February 28, 2018 This Week in Horror Movie History – Gate II (1992)
This week in Horror movie history, back on Friday, February 28th in 1992, 350 theaters across the USA raised the heavy, burgundy red velvet curtains to unveil the demon conjuring Creature Feature Gate II. Also known as The Gate II: Trespassers and Gate 2: The Trespassers, for those who were meat hooked by the likes of 1987’s original The Gate, this sequel exuded the optimal Horror movie pheromone to attract die-hard fans to want to dive into a new chapter.
This decadent 90-minute-long sequel movie to The Gate saw Tibor Takács (I, Madman 1989, Sabrina the Teenage Witch 1996) returning to the directors chair while Michael Nankin (Life Goes On series, Chicago Hope series) returned to pen the script for the new tale. In short, it is a putrid sugarplum proffered by the razor-sharp talons of the demonic “Fairy Godmother” minion who lurks behind the infernal portal. Why? Simple, they are awaiting the opportune moment to be summoned into the human dimension to materialize wishes at whatever hellish cost they find fit to charge.

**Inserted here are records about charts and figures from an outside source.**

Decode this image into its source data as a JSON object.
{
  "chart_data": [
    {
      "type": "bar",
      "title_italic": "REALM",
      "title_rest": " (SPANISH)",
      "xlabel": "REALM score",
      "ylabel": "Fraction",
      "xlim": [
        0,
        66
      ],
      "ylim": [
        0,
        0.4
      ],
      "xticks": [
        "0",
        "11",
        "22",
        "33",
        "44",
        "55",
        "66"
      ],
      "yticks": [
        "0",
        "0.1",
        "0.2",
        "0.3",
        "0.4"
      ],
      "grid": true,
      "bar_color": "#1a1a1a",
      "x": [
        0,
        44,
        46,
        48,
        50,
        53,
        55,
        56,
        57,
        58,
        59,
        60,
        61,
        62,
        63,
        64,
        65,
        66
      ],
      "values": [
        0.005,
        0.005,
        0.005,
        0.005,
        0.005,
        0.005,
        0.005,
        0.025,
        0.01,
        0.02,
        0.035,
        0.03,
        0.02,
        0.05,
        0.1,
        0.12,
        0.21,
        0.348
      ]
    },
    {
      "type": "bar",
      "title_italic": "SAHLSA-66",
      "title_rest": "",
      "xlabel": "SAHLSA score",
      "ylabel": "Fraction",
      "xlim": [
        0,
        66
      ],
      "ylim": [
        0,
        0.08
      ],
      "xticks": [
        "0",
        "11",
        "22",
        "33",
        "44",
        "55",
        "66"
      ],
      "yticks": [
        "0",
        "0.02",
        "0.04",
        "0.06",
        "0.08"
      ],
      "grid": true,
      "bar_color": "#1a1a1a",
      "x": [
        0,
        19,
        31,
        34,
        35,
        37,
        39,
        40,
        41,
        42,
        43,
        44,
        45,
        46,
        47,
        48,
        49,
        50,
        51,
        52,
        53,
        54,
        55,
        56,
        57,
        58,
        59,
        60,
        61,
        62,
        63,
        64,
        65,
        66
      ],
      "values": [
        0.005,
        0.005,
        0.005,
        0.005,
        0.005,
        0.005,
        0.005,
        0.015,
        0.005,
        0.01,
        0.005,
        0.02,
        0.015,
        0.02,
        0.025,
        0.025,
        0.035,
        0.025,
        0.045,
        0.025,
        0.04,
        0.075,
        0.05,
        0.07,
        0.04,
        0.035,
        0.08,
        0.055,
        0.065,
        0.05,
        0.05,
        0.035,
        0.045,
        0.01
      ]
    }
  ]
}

It would seem that Gate II was destined to shrivel up and die if it had not been given a lifesaving dose of epinephrine to save it from the brink of death. Filming actually took place in late 1988, but thereafter it laid unreleased for several years on the shelf. Hitting a sharp snag along the way, New Century Entertainment, the company which released the original The Gate, closed their doors, thus leaving Gate II in limbo. Fortunately, it was purchased by Vision International who picked up the ball and released it instead. This would explain why the film’s initial European release was two years prior to domestic distribution in the USA.

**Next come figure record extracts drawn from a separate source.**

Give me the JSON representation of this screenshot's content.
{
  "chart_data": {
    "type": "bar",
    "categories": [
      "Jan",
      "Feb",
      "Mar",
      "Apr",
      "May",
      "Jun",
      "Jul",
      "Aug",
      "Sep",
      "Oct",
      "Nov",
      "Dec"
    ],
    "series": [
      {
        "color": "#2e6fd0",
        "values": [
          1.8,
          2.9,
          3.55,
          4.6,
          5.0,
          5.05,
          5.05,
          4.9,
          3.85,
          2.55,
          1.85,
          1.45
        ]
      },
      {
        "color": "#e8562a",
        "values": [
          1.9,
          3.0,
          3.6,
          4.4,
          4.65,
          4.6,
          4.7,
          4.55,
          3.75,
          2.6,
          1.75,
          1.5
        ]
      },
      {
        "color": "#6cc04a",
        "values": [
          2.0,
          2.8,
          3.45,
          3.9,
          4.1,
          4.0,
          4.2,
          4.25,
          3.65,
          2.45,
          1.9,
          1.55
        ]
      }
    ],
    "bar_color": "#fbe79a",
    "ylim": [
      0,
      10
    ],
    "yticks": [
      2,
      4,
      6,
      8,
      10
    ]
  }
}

As two decades worth of accumulated cobwebs are wiped clear off the dust cover, the audience grip the door handle with a sense of foreboding and enter a teenager’s world where things are not quite going too well for Terrence “Terry” Chandler (Louis Tripp: The Gate 1987, Seeing Things series). Picking up where The Gate left off, it finds Terrence in the firm grip of teenage angst. The thought caught in the crosshairs of Terrence’s mind is – this is not a magical life, this is a nightmare! With that said, he seeks to alter his reality and populate it with granted wishes bestowed by conjured miniature demons whose visage causes intense eye spasms thanks to the diligent efforts of Special Effects Artist Randall William Cook (Puppet Master II 1990, The Lord of the Rings series). In the process, he connects with Liz (Pamela Adlon: Louie series, Californification series) who convinces two other speculate friends, John (James Villemaire: Isn’t She Great 2000, Jersey Christmas 2008) and Moe (Simon Reynolds: Saw IV 2007, Traitor 2008), to assist Terrence in completing the ritual.

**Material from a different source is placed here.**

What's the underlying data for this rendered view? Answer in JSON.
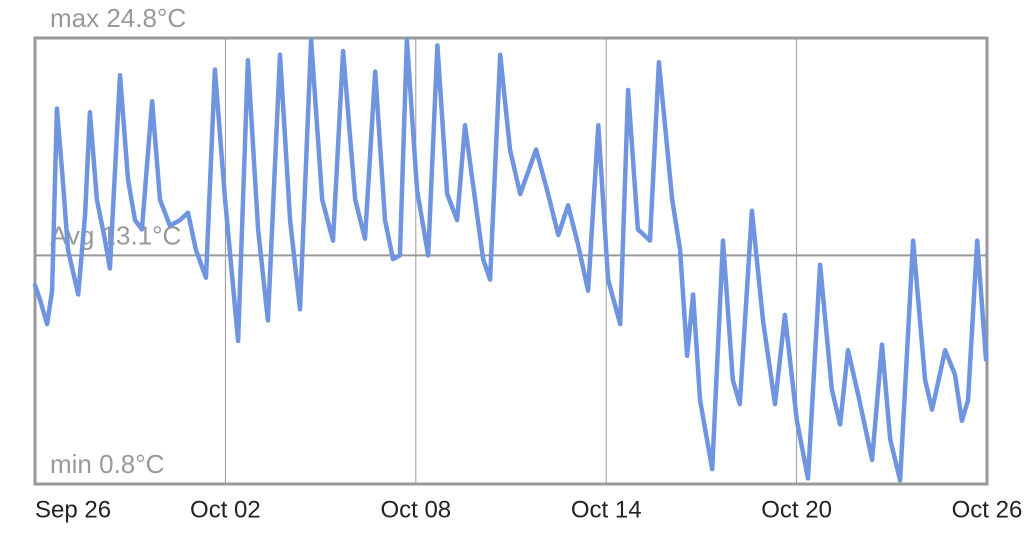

Will it be a decision all involved regret? Of course! You watch along in helpless horror wishing that there was an opportunity to jump into the screen in order to hold Terrence back from conjuring the evil ones. One would think he would have learned his lesson the first time around! However, anyone who knows anything about teenagers knows that they will do what they want and one cannot use rationale on them since it does not usually compute.
Nonetheless, the sight of elaborate candlelight ritual, which is interrupted and then later resumed to completion, makes you want to covers your eyes with the palm of your hands, leaving just enough room between the fingers to peek through at the action going on screen. Slowly, hands glide down, one into the bag of popcorn to boost up energy reserves and the other snakes around a drink to quench thirst as you watch the rest of the movie. You don’t need a psychic line to realize that eventually things will surely go south into the infernal fires of hell.
Through myriad plot twists and turns, the pace of Gate II is hummingbird swift. Louis Tripp’s reprised role of Terrance is so relatable and quirky at times, making him quite comical. This is vividly depicted in the scene where he tries to catch the unleashed demon and unceremoniously toss it into a gilded cage while wearing hockey gear and using a hockey stick as a tool. That in mind, bringing back Tripp’s character from the first film was a good move by Michael Nankin.
Gate II should carry a blood red and dripping caption, “Be careful what you wish for you just might get it.” In this particular case, Terrence is so obsessed with creating a perceived perfect life without realizing the ramifications of his actions. Isn’t this not sort of true in conscious reality as well?
There are some parallels between the The Gate and Gate II, but each one can stand alone. The frightfest cruises along at breakneck speed as the veil between worlds thins. Like many films, the ending of Gate II is nothing short of head-scratching. For those who have yet to see Gate II, first off, where have you been? Second, no worries, because on February 27th Shout! Factory give it a rightful 2K remastered Blu-ray release. Like any good Blu-ray release, it includes bonus content such as interviews with aforementioned key film contributors Tibor Takács, Michael Nankin, and Randall William Cook. Now, as curiosity is piqued, unlock the little monsters, check out or re-discover Gate II today!